All of the campaign missions can also be run through cooperatively with up to four other players. This is the best way to play the game, as it mitigates the extreme difficulty of going solo. It also lets you tackle objectives more efficiently via coordinated attacks. Some missions seem to have been designed with co-op in mind. The first mission, in fact, features a section where you must detonate three US Hueys before they take off. This is hard to achieve playing solo without sacrificing at least one man during the assault, because the choppers head to the skies almost as soon as you open fire. But when you're playing with a buddy, you can divvy up the targets to blow them all up before the pilots can get the rotors spinning. Unfortunately, there are some technical problems with online play. Connection errors frequently pop up on the server screen, making it impossible to join many matches. This may be because of conflicts between various versions of the game sold by different retailers or conflicts between those who purchased the DLC pack released alongside the main game and those who did not. Either way, a patch is desperately needed. Even when you can get into games, the play is a bit laggy, and synchronization issues frequently arise.
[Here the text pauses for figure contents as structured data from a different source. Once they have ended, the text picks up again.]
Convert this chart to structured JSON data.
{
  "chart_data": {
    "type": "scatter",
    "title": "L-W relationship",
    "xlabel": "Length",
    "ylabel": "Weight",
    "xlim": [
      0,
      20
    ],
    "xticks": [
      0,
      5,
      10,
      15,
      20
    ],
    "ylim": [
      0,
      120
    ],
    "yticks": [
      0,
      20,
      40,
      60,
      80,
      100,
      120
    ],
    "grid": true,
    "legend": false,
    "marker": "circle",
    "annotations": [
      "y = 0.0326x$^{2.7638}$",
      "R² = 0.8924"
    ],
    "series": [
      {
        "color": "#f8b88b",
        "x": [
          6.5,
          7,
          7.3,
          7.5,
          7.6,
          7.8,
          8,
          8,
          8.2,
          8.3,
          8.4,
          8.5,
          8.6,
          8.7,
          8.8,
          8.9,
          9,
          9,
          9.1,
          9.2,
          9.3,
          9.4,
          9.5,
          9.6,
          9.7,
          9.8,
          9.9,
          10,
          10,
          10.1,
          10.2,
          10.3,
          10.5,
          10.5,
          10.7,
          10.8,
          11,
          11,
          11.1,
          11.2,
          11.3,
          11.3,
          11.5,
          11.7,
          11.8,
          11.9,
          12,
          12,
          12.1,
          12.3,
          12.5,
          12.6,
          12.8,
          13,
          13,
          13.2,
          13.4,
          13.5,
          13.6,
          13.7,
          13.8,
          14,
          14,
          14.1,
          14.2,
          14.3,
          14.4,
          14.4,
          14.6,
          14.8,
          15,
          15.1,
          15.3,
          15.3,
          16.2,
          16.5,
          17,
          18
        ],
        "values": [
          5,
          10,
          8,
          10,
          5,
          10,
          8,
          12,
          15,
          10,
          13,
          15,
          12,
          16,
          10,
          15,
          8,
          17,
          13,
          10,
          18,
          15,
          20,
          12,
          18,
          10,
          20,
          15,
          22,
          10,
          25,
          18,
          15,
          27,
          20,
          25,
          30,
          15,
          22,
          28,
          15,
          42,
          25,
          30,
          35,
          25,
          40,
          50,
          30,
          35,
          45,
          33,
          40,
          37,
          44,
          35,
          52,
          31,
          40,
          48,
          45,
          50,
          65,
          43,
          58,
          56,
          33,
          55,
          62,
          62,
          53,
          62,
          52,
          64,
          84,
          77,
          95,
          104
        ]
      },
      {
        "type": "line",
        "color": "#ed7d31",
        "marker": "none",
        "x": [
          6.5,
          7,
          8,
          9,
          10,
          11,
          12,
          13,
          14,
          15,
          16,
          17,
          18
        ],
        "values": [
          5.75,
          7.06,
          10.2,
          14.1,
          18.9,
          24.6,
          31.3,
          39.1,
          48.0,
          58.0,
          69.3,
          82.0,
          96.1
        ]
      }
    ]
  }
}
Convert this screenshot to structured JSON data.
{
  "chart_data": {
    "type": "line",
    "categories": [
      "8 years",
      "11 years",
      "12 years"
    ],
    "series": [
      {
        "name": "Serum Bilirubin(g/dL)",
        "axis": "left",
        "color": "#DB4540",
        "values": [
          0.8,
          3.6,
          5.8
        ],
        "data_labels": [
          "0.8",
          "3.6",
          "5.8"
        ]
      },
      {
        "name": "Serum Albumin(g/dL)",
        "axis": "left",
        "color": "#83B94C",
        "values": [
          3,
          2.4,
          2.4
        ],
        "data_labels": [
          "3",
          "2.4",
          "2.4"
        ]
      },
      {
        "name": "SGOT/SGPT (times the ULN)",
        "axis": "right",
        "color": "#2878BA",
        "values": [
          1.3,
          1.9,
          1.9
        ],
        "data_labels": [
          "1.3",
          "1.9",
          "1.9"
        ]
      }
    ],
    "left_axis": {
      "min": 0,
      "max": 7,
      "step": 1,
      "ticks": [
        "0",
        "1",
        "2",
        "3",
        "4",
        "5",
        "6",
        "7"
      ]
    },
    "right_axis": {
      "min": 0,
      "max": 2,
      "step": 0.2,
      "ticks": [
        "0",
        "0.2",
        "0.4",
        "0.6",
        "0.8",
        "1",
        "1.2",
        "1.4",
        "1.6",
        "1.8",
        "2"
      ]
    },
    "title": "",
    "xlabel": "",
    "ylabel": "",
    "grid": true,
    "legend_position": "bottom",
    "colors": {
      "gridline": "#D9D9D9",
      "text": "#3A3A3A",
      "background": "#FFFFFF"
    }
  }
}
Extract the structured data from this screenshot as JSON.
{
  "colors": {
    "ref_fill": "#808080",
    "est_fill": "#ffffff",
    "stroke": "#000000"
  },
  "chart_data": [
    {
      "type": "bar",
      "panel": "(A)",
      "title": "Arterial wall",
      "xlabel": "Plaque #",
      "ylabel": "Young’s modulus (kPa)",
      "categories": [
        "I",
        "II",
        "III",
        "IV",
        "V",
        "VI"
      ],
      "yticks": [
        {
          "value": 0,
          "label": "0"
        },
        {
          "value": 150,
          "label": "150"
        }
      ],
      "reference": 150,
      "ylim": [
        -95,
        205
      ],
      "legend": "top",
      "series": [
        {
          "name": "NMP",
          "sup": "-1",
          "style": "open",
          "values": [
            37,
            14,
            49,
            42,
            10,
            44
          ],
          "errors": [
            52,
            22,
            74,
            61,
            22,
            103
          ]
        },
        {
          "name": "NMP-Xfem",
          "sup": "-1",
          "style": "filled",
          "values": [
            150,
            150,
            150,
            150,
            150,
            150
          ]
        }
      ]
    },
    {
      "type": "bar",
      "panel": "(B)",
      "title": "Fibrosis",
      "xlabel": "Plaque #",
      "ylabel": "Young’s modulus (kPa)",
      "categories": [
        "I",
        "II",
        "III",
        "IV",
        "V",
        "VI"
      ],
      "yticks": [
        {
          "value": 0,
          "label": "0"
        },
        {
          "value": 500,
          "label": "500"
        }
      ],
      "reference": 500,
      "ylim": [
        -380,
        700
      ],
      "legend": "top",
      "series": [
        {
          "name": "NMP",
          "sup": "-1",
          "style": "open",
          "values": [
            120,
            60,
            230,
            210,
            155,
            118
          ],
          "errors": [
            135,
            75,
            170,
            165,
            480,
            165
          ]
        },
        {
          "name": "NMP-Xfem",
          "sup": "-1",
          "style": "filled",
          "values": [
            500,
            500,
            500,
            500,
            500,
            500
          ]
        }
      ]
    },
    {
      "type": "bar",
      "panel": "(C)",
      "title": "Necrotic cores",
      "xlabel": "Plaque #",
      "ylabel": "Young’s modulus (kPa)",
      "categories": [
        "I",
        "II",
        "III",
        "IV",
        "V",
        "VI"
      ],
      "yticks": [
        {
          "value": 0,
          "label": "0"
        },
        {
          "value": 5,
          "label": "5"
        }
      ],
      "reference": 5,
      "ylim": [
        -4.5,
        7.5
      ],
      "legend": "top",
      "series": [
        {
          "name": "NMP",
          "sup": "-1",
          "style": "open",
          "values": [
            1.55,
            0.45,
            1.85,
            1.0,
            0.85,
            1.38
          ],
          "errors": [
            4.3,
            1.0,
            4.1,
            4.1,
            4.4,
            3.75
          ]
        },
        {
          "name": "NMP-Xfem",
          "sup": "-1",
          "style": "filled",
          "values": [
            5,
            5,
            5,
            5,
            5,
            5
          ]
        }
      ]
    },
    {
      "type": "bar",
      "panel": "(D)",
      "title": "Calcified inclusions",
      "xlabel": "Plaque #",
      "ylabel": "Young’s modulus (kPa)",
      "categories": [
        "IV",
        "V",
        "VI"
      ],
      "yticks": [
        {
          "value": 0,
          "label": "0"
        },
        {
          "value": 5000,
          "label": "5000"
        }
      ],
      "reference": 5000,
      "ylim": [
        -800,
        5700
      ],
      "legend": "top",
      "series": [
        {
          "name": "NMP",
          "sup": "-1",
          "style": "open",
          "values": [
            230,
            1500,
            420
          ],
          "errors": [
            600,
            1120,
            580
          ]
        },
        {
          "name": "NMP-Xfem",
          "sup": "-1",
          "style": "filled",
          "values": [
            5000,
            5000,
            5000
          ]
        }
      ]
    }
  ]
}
As frustrating as Men of War: Vietnam is, it still provides some satisfying moments. Emerging hale and hearty at the end of a mission is always cause for celebration, seeing how the odds are so slanted against you, and the opposing forces are made up of what seems to be the entire US Army or Vietcong. Still, the extreme challenge is a tough sell, and it makes it so difficult to get past the first mission that you might never get to the point where you can get hooked.